Tsukasa grinste und erwiderte seinen Blick. "Man kann nicht mehr oder weniger in meiner Schuld stehen."

"Zero kann es nicht schlimmer machen?"

"Nein, kann er nicht. Er hat das Höchstmaß an Strafe bereits erreicht. Du übrigens auch."

"Verstehe..." Unauffällig musterte er das Profil des Drummers. Selbst jetzt, wo Tsukasas Augen konzentriert auf die Straße gerichtet waren, konnte er ein verheißungsvolles Funkeln in ihnen sehen. Nachdenklich wandte er den Blick ab und sah aus dem Seitenfenster. "Denkst du wirklich, dass wir...na ja, so weitermachen werden, als wäre nichts gewesen? Wenn die Tour vorbei ist, dann...wird wieder alles so wie in den letzten Jahren sein... Ich glaube, das will ich nicht..."

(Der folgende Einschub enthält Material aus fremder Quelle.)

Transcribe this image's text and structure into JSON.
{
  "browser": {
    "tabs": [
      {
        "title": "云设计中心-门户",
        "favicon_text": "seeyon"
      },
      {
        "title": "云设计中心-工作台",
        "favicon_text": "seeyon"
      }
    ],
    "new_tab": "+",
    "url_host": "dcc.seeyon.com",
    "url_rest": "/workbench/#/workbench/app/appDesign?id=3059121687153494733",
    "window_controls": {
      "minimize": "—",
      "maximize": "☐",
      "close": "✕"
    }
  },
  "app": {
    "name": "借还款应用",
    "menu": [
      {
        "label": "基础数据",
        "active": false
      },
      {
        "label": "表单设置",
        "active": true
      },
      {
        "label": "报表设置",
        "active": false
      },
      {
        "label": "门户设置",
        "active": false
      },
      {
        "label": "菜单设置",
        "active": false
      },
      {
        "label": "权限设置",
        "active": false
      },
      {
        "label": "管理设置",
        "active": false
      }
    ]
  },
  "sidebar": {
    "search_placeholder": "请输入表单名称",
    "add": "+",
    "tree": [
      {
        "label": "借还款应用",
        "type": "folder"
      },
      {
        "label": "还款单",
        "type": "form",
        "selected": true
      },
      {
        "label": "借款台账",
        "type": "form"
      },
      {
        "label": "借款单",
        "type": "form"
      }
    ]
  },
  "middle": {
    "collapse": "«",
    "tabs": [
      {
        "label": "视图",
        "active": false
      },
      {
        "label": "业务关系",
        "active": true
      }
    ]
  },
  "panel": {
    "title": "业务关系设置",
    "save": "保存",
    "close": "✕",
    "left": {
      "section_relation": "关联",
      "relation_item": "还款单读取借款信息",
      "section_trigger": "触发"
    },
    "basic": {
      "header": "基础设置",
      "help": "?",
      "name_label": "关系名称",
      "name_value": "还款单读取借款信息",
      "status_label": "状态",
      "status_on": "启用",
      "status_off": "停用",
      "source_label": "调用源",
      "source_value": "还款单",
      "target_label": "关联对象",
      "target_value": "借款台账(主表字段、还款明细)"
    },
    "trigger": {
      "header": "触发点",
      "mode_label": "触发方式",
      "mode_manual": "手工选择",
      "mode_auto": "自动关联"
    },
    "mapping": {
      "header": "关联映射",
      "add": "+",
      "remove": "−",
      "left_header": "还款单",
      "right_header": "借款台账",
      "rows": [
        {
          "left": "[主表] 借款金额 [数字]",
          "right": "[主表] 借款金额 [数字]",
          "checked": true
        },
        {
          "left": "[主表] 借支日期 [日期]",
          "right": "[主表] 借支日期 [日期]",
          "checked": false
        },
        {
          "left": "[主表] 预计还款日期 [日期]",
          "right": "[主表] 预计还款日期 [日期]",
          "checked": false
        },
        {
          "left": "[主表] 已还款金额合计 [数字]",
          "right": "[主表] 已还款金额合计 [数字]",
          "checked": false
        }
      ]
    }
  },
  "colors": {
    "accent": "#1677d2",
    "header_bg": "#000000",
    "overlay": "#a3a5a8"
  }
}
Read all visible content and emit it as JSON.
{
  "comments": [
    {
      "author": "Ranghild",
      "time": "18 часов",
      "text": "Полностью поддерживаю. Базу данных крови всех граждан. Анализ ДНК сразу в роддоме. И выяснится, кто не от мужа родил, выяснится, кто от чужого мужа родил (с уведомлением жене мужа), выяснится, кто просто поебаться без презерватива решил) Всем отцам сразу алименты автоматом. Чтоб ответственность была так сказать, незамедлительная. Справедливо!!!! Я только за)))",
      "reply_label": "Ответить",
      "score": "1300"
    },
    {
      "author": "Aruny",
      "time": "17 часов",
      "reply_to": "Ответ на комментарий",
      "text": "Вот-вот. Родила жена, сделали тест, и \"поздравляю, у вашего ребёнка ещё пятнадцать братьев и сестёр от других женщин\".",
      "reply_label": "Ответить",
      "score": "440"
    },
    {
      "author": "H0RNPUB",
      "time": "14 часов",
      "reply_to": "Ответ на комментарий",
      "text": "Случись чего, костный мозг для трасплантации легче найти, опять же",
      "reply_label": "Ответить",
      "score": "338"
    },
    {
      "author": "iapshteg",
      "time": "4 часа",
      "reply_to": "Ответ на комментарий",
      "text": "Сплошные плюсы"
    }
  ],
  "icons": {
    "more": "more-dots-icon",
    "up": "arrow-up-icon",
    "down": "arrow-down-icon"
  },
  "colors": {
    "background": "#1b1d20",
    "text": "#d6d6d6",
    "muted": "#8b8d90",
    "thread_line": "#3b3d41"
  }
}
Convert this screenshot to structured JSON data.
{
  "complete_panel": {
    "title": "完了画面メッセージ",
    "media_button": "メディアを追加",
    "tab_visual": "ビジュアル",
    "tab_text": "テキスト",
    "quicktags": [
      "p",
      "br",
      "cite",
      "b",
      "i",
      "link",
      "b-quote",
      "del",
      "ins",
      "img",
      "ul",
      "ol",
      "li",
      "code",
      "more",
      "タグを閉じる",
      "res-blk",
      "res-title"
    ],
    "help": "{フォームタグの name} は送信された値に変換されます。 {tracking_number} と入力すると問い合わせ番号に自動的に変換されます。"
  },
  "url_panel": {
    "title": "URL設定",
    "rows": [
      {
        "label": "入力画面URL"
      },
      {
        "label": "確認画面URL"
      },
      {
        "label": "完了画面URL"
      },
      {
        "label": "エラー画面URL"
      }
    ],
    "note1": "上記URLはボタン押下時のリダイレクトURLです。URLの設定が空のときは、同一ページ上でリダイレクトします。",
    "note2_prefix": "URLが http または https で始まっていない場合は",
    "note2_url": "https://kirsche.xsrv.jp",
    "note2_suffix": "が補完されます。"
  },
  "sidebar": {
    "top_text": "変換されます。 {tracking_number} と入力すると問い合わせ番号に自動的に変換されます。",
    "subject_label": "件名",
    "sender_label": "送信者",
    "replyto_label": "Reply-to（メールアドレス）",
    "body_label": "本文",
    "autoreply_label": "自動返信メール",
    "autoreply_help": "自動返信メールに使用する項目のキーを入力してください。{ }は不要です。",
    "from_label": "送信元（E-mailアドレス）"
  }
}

Der Drummer schwieg für ein paar Sekunden. "Glaubst du, keinen Sex zu haben, würde was ändern? Die Tour ist das 'Problem', wenn du so willst. Wir verbringen wieder sehr viel Zeit miteinander. Das verändert etwas in uns. Ich denke zum Guten. Dir ist sicherlich Karyus Veränderung nicht entgangen. Wir tun einander gut. Warum auf den Sex verzichten? Der macht es nicht schlimmer, höchstens besser", meinte er und musste leicht grinsen, aber nur für einen kurzen Moment. "Du hast Recht, es wird schwer werden, wenn die Tour vorbei ist...aber das wussten wir von Anfang an. Wir können nur hoffen, dass wir daraus lernen. Wir sollten uns nicht wieder beinahe vergessen."

"Ja...", murmelte Hizumi nur zustimmend und starrte weiter aus dem Fenster. Es war immer einfacher, etwas zu sagen. Sich auch daran zu halten, war manchmal schwierig.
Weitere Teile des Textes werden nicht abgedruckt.